2021 marked Tesla's boldest step toward autonomous driving: the first wide release of Full Self-Driving Beta to public testers. From version 9.0 in July to 10.8 by year's end, the system evolved rapidly but remained firmly in its infancy.
FSD Version Timeline
| Version | Release | Key Change |
|---|---|---|
| FSD Beta 9.0 | Jul 2021 | First public city streets beta |
| FSD Beta 9.1 | Jul 2021 | Bug fixes and behaviour refinements |
| FSD Beta 10.0 | Sep 2021 | Major perception and planning upgrade |
| FSD Beta 10.2 | Oct 2021 | Improved intersection handling |
| FSD Beta 10.5 | Nov 2021 | Smoother lane changes, reduced interventions |
| FSD Beta 10.8 | Dec 2021 | Year-end stability improvements |
From Highways to City Streets
Before 2021, Tesla's Autopilot suite handled highways competently but left city driving entirely to the human. FSD Beta 9.0, released on July 10, changed that. The system attempted left turns at intersections, navigated roundabouts, and responded to traffic lights and stop signs on surface streets. It was rough — testers reported frequent phantom braking, hesitant unprotected left turns, and occasional confusion at complex intersections — but it was real autonomous city driving in production vehicles.
Tesla iterated at a pace that traditional automakers could not match. Between September and December, versions 10.0 through 10.8 shipped, each addressing specific weaknesses. Version 10.0 brought a significant perception upgrade, improving the system's ability to detect and classify objects in dense urban environments. Later versions refined lane-change behaviour and reduced unnecessary stops.
Safety Score and Access
Access to FSD Beta was gated by Tesla's Safety Score system, which monitored driving behaviour including hard braking, aggressive turning, and forward collision warnings.
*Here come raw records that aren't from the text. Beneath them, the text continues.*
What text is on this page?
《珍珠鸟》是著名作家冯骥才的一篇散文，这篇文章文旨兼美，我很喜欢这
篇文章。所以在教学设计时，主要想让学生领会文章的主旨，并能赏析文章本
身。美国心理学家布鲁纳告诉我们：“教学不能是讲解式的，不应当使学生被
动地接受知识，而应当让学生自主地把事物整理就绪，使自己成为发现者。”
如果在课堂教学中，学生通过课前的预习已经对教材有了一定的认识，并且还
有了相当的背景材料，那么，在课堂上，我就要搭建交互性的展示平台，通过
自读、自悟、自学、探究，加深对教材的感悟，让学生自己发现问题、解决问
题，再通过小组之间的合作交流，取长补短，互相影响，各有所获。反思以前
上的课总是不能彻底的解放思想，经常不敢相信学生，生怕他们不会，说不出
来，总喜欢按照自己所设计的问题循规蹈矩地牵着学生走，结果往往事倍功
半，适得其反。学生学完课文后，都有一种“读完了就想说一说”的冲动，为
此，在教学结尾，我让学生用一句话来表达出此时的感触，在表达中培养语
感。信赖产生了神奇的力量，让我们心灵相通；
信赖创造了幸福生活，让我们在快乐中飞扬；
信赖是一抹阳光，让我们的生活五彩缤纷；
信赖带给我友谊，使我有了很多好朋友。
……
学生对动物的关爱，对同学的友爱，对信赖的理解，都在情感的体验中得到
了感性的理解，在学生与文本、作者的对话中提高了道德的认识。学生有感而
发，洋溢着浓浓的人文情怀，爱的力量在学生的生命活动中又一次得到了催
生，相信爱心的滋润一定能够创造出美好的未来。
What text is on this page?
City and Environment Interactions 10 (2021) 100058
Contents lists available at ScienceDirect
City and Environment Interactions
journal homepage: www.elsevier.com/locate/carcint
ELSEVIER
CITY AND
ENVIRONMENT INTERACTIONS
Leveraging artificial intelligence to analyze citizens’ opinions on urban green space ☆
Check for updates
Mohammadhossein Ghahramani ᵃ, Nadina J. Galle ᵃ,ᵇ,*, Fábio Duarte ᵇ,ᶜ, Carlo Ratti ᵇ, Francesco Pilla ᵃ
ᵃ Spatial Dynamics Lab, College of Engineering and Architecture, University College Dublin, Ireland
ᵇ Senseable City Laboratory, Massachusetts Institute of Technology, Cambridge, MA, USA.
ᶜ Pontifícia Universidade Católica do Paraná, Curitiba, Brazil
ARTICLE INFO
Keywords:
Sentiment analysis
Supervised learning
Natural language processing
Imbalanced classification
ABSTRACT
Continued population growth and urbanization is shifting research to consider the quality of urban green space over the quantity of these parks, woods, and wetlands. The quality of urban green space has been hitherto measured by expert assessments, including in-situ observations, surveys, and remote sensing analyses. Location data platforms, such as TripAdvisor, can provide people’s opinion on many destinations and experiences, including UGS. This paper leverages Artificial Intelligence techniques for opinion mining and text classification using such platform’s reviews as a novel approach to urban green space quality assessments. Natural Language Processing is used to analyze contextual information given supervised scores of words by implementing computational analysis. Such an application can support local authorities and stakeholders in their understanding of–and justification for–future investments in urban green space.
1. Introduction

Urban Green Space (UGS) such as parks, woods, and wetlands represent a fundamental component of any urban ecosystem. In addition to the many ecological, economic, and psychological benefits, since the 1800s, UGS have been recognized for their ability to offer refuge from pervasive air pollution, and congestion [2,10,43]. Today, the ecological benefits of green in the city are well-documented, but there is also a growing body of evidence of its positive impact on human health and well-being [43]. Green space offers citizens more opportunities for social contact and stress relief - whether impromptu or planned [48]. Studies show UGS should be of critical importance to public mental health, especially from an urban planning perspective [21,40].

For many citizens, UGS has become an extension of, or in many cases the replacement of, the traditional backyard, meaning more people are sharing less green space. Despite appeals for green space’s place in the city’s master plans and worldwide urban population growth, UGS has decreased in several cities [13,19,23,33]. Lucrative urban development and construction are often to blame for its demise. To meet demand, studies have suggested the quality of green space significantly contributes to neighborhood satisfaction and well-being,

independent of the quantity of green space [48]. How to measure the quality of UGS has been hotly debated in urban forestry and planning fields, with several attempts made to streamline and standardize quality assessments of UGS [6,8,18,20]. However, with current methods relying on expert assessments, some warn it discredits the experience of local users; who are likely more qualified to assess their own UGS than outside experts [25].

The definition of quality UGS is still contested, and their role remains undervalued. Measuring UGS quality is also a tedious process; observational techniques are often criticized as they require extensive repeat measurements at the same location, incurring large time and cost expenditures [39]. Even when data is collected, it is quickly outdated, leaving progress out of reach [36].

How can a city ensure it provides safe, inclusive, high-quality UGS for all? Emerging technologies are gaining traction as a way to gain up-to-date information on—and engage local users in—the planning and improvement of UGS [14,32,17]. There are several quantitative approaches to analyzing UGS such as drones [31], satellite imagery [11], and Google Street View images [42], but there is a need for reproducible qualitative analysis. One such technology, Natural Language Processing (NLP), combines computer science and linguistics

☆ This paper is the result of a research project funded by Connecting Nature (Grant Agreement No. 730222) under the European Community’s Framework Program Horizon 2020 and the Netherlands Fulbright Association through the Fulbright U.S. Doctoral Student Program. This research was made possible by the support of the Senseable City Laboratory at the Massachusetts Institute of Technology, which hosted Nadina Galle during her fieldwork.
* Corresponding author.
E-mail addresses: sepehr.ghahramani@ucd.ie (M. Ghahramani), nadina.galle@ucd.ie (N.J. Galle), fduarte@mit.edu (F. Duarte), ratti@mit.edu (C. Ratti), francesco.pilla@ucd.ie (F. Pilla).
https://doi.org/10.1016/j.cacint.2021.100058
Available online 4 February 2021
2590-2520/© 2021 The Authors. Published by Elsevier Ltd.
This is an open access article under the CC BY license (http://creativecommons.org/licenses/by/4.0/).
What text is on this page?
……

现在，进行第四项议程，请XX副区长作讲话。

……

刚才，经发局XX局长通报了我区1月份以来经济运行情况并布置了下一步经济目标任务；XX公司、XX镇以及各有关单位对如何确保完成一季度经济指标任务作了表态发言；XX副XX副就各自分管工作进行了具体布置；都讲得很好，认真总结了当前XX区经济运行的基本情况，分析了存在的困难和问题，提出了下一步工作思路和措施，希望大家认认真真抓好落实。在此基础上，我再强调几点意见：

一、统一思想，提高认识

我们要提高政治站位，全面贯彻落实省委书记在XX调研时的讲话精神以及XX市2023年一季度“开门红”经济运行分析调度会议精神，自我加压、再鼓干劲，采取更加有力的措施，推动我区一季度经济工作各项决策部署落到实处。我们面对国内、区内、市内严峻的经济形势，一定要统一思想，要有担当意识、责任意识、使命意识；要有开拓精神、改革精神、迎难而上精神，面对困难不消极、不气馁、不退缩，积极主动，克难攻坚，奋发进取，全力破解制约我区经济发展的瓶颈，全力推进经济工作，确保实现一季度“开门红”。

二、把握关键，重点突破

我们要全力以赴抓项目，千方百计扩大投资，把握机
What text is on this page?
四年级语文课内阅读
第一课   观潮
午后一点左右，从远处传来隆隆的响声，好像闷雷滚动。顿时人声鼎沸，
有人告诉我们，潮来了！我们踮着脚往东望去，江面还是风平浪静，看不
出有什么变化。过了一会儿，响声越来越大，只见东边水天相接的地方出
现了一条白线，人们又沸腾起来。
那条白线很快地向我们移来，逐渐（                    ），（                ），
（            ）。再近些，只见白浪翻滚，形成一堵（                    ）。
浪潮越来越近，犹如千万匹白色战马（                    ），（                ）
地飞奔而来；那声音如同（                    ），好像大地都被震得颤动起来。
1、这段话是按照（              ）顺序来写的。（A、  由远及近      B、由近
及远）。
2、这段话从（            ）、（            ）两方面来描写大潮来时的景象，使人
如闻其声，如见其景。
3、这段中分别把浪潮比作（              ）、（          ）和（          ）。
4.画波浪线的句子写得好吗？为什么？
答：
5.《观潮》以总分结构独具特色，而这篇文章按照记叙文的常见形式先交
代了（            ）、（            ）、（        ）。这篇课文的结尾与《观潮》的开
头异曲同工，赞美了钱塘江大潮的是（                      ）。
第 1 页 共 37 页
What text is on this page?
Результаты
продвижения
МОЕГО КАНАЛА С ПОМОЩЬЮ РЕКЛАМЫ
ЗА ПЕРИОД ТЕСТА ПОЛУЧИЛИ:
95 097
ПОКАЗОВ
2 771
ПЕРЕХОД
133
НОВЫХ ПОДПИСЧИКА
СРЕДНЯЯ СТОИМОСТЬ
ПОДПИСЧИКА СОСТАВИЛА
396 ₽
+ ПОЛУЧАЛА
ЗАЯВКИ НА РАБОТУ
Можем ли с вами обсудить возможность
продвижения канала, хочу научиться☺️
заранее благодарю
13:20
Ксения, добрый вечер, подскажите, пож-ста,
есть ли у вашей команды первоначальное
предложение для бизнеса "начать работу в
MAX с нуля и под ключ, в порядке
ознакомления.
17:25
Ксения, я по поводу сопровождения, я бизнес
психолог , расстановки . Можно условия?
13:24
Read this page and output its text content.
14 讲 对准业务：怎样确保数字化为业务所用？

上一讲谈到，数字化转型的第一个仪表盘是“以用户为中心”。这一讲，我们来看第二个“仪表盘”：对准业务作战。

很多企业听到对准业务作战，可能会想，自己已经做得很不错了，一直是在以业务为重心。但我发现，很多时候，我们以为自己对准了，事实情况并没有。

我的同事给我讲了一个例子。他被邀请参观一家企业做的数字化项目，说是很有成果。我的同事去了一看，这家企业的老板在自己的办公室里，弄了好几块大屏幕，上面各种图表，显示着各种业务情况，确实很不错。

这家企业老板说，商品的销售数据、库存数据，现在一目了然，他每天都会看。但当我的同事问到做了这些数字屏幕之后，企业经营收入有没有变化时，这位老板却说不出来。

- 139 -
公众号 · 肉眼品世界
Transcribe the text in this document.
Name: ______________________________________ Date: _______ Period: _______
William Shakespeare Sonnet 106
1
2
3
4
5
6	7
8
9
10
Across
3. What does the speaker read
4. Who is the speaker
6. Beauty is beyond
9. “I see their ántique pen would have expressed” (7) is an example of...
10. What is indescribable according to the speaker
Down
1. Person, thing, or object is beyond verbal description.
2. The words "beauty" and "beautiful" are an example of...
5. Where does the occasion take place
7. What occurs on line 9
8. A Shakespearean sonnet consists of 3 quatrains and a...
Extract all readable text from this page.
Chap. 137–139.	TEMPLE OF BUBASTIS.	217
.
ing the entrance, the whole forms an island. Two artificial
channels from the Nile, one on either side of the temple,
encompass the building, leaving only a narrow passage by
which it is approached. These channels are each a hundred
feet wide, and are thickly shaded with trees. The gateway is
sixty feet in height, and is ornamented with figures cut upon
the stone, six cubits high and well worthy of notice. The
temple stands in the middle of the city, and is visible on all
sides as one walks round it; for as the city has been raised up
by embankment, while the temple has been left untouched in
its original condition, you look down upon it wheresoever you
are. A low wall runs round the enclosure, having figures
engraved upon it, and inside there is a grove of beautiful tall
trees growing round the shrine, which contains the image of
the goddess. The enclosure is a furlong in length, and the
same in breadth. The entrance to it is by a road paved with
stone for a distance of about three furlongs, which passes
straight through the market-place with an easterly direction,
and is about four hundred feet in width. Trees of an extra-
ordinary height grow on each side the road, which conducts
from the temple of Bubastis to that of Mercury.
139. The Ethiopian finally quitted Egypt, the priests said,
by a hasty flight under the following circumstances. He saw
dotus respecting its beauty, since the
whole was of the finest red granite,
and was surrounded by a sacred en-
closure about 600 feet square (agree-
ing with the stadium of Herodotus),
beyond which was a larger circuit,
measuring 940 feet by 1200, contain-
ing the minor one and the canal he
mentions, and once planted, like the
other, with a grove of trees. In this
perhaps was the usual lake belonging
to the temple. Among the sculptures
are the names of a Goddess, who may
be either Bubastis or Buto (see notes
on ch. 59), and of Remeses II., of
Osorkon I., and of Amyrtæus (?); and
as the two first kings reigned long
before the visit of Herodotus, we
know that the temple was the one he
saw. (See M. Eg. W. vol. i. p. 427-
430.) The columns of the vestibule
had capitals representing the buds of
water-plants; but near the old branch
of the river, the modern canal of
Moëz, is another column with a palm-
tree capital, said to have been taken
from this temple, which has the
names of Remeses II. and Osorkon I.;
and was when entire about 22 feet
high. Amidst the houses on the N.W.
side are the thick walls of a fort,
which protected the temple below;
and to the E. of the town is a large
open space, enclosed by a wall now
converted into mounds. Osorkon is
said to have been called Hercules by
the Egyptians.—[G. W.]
Only drivers maintaining a score above a threshold (initially 100, later relaxed) could download the beta. This created a two-tier ownership experience: those testing the future and those watching from the sidelines.
EU Status
FSD Beta was exclusively available in the United States throughout 2021. European owners with the FSD package saw no city-streets functionality. EU type-approval regulations, particularly UN R79 for automated steering, prevented Tesla from deploying the system. European customers who had paid for FSD were limited to highway Autopilot features, a gap that would persist for years.
What Changed for Owners
For the roughly 100,000 US beta testers by late 2021, FSD Beta was simultaneously thrilling and exhausting. The system required constant supervision and frequent intervention. It was not a hands-free driving solution — it was a technology preview that demanded more attention than normal driving. The promise was clear, but the gap between promise and daily reliability remained vast.